Former Volkswagen and Hyundai executive Hans-Ulrich Sachs was optimistic, energetic and confident in late-2006. He was launching China's Brilliance Jinbei Automotive in Europe and was determined to make the brand a success.
Today, Sachs is disappointed, downbeat and unsure whether Europeans truly understand all the nuances of a relationship with the Chinese.
"The problem is that you never know whether the Chinese will keep all the promises they make," Sachs said in an interview. "We had a commitment to the dealers and importers, but at the end of the day, nothing."
Sachs' company, HSO Motors Europe, was Brilliance's importer for Europe.
The German executive said the company was dissolved because he could not get the Chinese to lower the starting prices of their models for Europe, the BS6 and BS4 sedans.
“They didn't want to lose any money per car,” Sachs said. “We told them that this is the entry fee you have to pay to get established in Europe.
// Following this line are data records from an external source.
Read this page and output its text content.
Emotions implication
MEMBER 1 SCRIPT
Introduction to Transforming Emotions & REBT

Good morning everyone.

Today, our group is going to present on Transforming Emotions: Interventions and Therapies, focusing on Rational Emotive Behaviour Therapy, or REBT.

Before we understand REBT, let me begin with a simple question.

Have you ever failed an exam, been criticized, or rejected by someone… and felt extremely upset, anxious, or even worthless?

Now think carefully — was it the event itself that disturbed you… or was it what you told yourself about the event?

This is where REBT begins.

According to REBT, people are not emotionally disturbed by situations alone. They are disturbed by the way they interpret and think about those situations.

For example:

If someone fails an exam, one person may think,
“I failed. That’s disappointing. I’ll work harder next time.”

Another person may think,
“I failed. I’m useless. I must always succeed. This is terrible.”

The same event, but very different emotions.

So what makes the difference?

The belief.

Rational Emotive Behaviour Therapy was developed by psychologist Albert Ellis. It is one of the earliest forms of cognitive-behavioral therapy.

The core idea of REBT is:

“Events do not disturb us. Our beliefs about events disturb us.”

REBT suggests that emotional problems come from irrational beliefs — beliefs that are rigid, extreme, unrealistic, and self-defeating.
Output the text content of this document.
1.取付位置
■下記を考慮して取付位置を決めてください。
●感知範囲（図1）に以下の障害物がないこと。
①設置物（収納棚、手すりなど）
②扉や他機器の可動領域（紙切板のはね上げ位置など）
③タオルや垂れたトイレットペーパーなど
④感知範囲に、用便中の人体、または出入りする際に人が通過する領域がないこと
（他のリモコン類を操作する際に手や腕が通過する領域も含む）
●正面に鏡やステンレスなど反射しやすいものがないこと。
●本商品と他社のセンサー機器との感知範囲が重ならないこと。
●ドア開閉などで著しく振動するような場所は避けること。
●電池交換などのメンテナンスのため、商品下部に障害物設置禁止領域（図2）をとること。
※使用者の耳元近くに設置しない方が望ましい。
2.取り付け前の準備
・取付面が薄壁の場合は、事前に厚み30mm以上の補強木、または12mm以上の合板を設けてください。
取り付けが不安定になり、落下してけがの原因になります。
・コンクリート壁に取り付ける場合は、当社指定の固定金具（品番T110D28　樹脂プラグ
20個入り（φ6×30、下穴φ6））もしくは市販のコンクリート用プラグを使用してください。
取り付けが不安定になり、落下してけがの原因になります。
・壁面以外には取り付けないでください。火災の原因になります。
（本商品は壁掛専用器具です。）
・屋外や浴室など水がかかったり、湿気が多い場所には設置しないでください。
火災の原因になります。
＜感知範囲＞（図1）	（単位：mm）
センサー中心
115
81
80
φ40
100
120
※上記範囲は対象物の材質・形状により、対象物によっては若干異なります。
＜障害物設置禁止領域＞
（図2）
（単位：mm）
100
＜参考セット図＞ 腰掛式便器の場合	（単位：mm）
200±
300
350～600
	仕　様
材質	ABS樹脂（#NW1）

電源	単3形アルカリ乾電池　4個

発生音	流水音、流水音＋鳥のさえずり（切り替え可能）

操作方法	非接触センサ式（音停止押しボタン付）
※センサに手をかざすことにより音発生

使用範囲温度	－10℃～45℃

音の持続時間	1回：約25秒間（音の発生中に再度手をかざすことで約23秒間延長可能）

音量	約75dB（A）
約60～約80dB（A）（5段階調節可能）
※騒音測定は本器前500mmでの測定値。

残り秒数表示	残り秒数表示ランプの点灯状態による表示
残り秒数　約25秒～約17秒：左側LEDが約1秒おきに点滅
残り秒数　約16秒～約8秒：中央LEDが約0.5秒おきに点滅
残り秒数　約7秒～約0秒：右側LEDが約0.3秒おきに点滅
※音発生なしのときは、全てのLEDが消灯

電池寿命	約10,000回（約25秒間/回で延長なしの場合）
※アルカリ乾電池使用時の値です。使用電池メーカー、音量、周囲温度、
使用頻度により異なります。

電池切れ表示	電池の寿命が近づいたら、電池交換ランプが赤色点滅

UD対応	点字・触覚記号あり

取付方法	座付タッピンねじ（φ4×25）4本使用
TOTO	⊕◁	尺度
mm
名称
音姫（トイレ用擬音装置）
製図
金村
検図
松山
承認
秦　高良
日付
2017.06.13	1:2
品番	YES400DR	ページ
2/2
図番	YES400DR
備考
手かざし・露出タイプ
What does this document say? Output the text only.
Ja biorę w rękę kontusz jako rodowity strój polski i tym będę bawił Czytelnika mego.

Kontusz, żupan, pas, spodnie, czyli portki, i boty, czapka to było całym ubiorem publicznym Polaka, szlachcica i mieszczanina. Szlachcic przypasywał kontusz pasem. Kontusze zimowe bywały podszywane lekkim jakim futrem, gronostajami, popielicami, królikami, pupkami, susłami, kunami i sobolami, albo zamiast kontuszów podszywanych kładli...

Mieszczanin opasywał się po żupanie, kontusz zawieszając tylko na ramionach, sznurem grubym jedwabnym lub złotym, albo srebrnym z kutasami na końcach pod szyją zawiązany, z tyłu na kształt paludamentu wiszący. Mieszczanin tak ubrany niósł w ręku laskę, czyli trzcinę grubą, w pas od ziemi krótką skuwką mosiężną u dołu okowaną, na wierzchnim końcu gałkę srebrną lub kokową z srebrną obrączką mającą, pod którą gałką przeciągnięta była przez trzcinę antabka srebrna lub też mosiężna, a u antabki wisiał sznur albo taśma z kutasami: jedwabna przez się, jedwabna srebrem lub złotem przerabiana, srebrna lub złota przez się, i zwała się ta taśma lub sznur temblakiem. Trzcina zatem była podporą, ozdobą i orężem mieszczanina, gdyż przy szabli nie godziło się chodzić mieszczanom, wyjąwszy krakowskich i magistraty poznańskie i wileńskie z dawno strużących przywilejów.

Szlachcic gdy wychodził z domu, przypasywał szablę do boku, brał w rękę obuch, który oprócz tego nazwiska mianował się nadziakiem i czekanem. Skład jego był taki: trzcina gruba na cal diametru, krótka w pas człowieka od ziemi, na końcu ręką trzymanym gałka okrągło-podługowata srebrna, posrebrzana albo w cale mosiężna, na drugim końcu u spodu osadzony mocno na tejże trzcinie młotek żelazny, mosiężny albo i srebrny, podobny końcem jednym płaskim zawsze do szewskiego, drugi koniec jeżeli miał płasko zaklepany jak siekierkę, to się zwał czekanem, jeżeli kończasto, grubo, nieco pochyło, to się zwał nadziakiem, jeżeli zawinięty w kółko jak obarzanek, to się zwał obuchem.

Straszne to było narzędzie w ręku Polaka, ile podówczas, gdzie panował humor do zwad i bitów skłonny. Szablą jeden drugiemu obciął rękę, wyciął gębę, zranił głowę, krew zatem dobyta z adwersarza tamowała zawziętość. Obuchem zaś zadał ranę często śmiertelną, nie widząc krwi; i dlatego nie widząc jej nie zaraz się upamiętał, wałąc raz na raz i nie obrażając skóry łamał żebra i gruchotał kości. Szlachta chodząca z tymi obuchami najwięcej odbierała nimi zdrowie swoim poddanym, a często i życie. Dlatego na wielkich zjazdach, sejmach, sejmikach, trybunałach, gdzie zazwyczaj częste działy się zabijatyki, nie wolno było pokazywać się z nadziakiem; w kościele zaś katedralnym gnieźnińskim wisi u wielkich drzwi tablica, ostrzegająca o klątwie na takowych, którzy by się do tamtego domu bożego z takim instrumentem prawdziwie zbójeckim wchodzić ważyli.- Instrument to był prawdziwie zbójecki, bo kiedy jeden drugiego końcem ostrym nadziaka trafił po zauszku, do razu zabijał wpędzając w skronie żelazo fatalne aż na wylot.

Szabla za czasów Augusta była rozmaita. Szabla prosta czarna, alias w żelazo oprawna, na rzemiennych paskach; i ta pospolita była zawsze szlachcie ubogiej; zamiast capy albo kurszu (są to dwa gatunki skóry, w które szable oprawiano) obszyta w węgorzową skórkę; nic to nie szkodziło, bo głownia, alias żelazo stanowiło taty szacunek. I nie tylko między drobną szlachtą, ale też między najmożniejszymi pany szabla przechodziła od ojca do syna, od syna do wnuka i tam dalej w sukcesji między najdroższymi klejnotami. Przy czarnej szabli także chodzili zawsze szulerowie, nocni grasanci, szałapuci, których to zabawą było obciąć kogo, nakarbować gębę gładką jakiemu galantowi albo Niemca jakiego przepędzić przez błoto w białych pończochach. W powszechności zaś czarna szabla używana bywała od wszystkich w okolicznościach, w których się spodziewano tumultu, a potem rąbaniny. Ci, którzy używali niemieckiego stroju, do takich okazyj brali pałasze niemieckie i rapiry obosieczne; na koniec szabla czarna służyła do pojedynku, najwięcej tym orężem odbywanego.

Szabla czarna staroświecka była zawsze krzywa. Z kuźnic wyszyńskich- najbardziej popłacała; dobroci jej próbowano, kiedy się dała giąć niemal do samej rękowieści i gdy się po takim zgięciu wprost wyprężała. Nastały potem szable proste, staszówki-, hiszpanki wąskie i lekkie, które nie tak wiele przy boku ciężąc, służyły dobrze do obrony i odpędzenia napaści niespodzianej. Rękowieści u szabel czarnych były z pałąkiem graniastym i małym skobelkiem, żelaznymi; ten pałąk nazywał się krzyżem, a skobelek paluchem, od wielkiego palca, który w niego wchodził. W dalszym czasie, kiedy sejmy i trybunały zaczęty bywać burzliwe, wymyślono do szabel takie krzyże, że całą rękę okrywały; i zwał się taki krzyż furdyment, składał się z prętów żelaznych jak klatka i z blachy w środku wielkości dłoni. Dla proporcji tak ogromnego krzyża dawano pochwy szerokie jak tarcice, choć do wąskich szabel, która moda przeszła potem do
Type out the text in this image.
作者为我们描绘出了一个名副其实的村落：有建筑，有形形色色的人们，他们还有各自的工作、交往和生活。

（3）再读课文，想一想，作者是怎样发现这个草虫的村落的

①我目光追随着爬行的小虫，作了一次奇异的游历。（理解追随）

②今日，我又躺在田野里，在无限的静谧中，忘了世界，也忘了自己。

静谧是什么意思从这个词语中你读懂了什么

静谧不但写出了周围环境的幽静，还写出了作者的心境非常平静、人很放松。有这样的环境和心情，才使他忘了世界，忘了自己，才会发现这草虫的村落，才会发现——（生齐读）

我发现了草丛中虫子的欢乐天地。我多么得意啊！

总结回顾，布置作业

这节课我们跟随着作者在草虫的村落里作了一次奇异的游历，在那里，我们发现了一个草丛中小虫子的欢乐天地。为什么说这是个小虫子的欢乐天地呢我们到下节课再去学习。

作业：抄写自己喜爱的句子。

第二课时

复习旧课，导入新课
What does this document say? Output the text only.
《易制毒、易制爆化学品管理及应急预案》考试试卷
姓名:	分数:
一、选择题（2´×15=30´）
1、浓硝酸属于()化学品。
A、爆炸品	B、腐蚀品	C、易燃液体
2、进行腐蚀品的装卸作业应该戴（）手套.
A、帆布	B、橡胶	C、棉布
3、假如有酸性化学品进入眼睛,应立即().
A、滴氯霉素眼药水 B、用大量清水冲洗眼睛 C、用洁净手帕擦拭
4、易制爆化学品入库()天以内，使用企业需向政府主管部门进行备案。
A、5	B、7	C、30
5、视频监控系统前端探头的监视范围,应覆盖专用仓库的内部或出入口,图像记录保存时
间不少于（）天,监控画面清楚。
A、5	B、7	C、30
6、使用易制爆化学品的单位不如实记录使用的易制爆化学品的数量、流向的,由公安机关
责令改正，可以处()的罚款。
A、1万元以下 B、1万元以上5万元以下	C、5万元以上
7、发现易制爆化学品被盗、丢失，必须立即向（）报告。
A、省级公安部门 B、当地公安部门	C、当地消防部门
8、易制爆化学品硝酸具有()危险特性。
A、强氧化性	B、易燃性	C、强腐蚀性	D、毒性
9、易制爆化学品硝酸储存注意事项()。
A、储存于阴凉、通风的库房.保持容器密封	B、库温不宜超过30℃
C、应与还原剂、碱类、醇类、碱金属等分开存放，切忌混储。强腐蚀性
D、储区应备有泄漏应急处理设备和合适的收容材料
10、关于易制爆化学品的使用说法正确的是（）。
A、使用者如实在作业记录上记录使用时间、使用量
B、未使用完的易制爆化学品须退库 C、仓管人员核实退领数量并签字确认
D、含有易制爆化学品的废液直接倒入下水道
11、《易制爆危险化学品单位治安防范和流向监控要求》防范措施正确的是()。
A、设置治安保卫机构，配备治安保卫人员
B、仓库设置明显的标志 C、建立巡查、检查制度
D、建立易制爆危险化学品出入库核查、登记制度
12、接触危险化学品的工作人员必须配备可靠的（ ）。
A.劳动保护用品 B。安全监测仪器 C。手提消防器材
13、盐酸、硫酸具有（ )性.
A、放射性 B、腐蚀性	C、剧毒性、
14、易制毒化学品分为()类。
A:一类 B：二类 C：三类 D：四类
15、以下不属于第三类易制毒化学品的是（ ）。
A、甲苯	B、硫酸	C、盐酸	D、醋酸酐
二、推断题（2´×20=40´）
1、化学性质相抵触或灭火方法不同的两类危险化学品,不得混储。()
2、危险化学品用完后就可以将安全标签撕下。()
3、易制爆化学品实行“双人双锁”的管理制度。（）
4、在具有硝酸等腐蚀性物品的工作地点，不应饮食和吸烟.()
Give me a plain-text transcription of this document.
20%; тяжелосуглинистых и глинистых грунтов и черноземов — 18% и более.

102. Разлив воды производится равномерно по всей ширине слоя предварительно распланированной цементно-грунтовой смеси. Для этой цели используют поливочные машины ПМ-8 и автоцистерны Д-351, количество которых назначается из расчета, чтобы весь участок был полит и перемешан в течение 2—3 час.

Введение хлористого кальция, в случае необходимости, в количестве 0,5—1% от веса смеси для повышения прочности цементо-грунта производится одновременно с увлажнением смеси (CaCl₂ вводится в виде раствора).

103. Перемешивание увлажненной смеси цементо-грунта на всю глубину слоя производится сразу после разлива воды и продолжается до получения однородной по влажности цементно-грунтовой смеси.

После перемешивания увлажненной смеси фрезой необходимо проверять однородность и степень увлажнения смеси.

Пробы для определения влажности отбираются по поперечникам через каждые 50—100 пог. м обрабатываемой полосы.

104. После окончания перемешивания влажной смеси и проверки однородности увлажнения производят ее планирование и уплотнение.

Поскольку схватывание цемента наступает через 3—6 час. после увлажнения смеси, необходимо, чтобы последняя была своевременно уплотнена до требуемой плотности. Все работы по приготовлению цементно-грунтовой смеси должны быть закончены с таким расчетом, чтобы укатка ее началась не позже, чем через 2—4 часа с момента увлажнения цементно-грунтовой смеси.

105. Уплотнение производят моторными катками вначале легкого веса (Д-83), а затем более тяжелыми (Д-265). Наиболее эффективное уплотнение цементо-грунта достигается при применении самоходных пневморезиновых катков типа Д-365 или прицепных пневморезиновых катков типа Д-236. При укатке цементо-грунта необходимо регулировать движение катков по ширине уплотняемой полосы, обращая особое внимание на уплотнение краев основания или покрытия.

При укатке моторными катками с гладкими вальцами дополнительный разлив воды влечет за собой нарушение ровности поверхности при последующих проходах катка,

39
They told us that we should make the investment to cover the shortfall; that we would have to subsidize the brand.”
Unable to compete on price with rivals such as Skoda and Kia, Brilliance's sales halted.
Later, Sachs found out through contacts in China that Brilliance had stopped the engineering work needed to get its cars ready to meet European safety and emission standards.
“We asked some of the BMW guys working together with Brilliance in China and that is how we got the information that Brilliance stopped everything,” Sachs said.
Brilliance is BMW's joint-venture partner in China.
About the same time Sachs' relationship with Brilliance was falling apart, BMW announced that the partners would split the cost of a 560 million euro ($769 million) new plant in China. The partners' second factory is due to start production in 2012.
Today, Sachs is running Hans-Ulrich Sachs GmbH, a management company that offers consulting and restructuring services out of offices in Stuttgart and Bremen.
He said he is willing to share his recent experience with others.
"My recommendation to all Europeans is that if they deal with the Chinese, they should be very cautious,” Sachs said. “This doesn't mean that I am completely against doing business with the Chinese. They just have a special business behavior and we have to understand that.”
Perhaps the real solution would be for the understanding to work both ways.
Brilliance's unwillingness to adjust its European starting prices to cope with last year's changing market conditions is a sign that it is not ready to be a global player. Right now, Brilliance probably doesn't care about this because it doesn't need to be a success in Europe when it has the potential to make a fortune satisfying demand at home.
The problem is that one day Brilliance will want to get started in Europe, and it will difficult for it to make people forget this unfortunate chapter in its short history.